Harbor resonance analysis, dock design studies, and vessel safety evaluations using directly measured surface elevation records.
Breakwater design, seawall assessments, and beach nourishment monitoring with high-fidelity wave data adjacent to structures.
Validation of SWAN models, CMS-Wave simulations, Delft3D studies, and laboratory scale model results against measured surface elevations.
Battery life & long-term monitoring
A significant strength of the OSSI-010-004 is its ultra-low power architecture — enabling unattended deployments measured in months or years rather than days.
The datasheet includes battery-life models based on sample frequency, burst duration, and burst interval — allowing users to estimate deployment duration before field installation and to tune their sampling strategy against expected power budget.
Benefits & limitations
The OSSI-010-004 brings clear strengths to fixed-location wave and water-level monitoring — alongside operational considerations that prospective users should weigh against their site and application.
High measurement fidelity
Direct capacitive surface sensing provides highly accurate wave representation with no pressure-to-surface transfer function required.
Extremely low power
3 mW sleep and ~6.8 mW at 20 Hz continuous — ideal for remote and unattended deployments lasting months to years.
Flexible sensor lengths
Staff lengths from 1 m rods to 20 m cables cover laboratory flumes, harbor structures, and deep tidal environments alike.
Self-contained design
No external power, recorder, or telemetry hardware required — one enclosure delivers sensing, logging, storage, and power management.
Simple data retrieval
Standard CompactFlash technology and FAT16 file system simplify field operations and PC-based processing.
Programmable acquisition
Users tune sample rate, burst length, and burst interval to optimize each deployment for the project's data and power requirements.
Operational considerations to weigh against the application:
- !Fixed installation required: The system mounts to a stable structure — it is not a free-drifting or directional sensor.
- !Grounding requirement: A water grounding rod or plate must be installed to establish the capacitive measurement reference.
- !Exposure to fouling: Marine growth, debris, and ice on the sensing staff can affect performance over long deployments.
- !Point measurement: The instrument measures a single location — not an area or directional wave field.
- !Legacy storage technology: CompactFlash remains reliable but is less common than modern SD-card-based logging systems.
Consider alternatives when: Offshore deployments are required, directional wave spectra are needed, non-contact measurements are preferred, or severe surf-zone exposure is expected.
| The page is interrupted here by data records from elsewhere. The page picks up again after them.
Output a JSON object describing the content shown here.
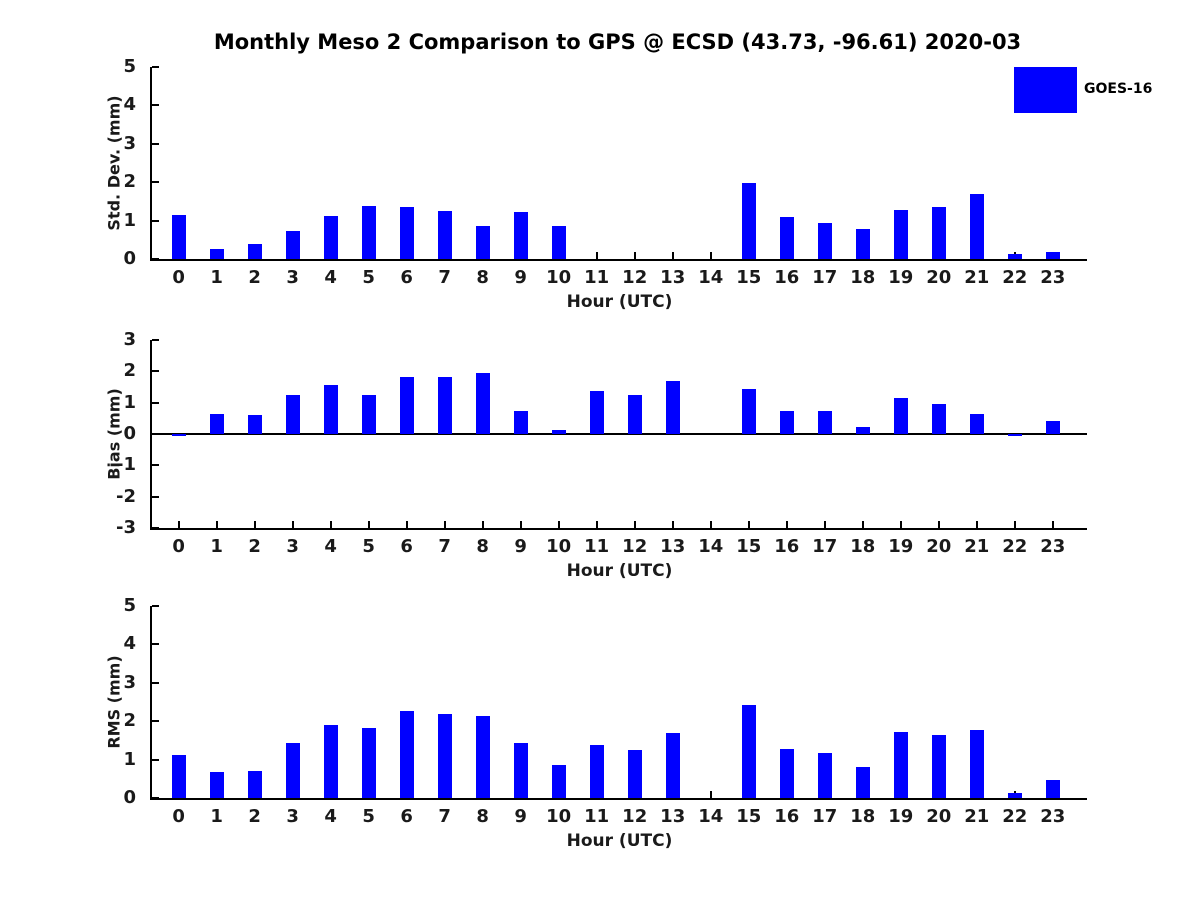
{
  "title": "Monthly Meso 2 Comparison to GPS @ ECSD (43.73, -96.61) 2020-03",
  "legend": {
    "label": "GOES-16",
    "color": "#0000ff",
    "position": "top-right"
  },
  "colors": {
    "bar": "#0000ff",
    "axis": "#000000",
    "text": "#1a1a1a"
  },
  "chart_data": [
    {
      "type": "bar",
      "name": "std-dev-subplot",
      "ylabel": "Std. Dev. (mm)",
      "xlabel": "Hour (UTC)",
      "categories": [
        0,
        1,
        2,
        3,
        4,
        5,
        6,
        7,
        8,
        9,
        10,
        11,
        12,
        13,
        14,
        15,
        16,
        17,
        18,
        19,
        20,
        21,
        22,
        23
      ],
      "values": [
        1.14,
        0.25,
        0.38,
        0.72,
        1.12,
        1.38,
        1.35,
        1.26,
        0.86,
        1.23,
        0.86,
        0,
        0,
        0,
        0,
        1.97,
        1.1,
        0.95,
        0.79,
        1.27,
        1.36,
        1.68,
        0.12,
        0.19
      ],
      "ylim": [
        0,
        5
      ],
      "yticks": [
        0,
        1,
        2,
        3,
        4,
        5
      ],
      "grid": false,
      "legend_entry": "GOES-16"
    },
    {
      "type": "bar",
      "name": "bias-subplot",
      "ylabel": "Bias (mm)",
      "xlabel": "Hour (UTC)",
      "categories": [
        0,
        1,
        2,
        3,
        4,
        5,
        6,
        7,
        8,
        9,
        10,
        11,
        12,
        13,
        14,
        15,
        16,
        17,
        18,
        19,
        20,
        21,
        22,
        23
      ],
      "values": [
        -0.05,
        0.65,
        0.62,
        1.23,
        1.55,
        1.23,
        1.83,
        1.83,
        1.95,
        0.75,
        0.13,
        1.38,
        1.26,
        1.7,
        0,
        1.45,
        0.72,
        0.74,
        0.22,
        1.16,
        0.95,
        0.63,
        -0.04,
        0.42
      ],
      "ylim": [
        -3,
        3
      ],
      "yticks": [
        -3,
        -2,
        -1,
        0,
        1,
        2,
        3
      ],
      "grid": false,
      "legend_entry": "GOES-16"
    },
    {
      "type": "bar",
      "name": "rms-subplot",
      "ylabel": "RMS (mm)",
      "xlabel": "Hour (UTC)",
      "categories": [
        0,
        1,
        2,
        3,
        4,
        5,
        6,
        7,
        8,
        9,
        10,
        11,
        12,
        13,
        14,
        15,
        16,
        17,
        18,
        19,
        20,
        21,
        22,
        23
      ],
      "values": [
        1.12,
        0.67,
        0.7,
        1.43,
        1.9,
        1.83,
        2.27,
        2.18,
        2.13,
        1.42,
        0.86,
        1.38,
        1.26,
        1.68,
        0,
        2.43,
        1.28,
        1.17,
        0.8,
        1.72,
        1.63,
        1.77,
        0.12,
        0.47
      ],
      "ylim": [
        0,
        5
      ],
      "yticks": [
        0,
        1,
        2,
        3,
        4,
        5
      ],
      "grid": false,
      "legend_entry": "GOES-16"
    }
  ]
}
Organizations with existing fixed infrastructure such as piers, flumes, docks, or pilings will realize the greatest value from the OSSI-010-004.
Conclusion
The Ocean Sensor Systems OSSI-010-004 Wave Logger is a robust, field-proven wave and water-level monitoring solution that combines direct capacitive surface measurement, ultra-low-power operation, onboard CompactFlash storage, and flexible deployment options into a single integrated package. Its ability to collect months of continuous data or years of burst-mode data makes it particularly attractive for coastal engineering investigations, harbor monitoring, hydraulic laboratory experiments, reservoir and inland water studies, and environmental observation programs. For organizations seeking a reliable, accurate, and cost-effective method of measuring surface elevation in fixed-location deployments — backed by ±0.25% central-range accuracy, 12-bit resolution, programmable 2–30 Hz sampling, and interchangeable staff lengths from 1 m to 20 m — the OSSI-010-004 remains a technically sound solution whose strengths in accuracy, durability, programmability, and long-term autonomous operation make it a valuable instrument for both engineering projects and scientific research programs.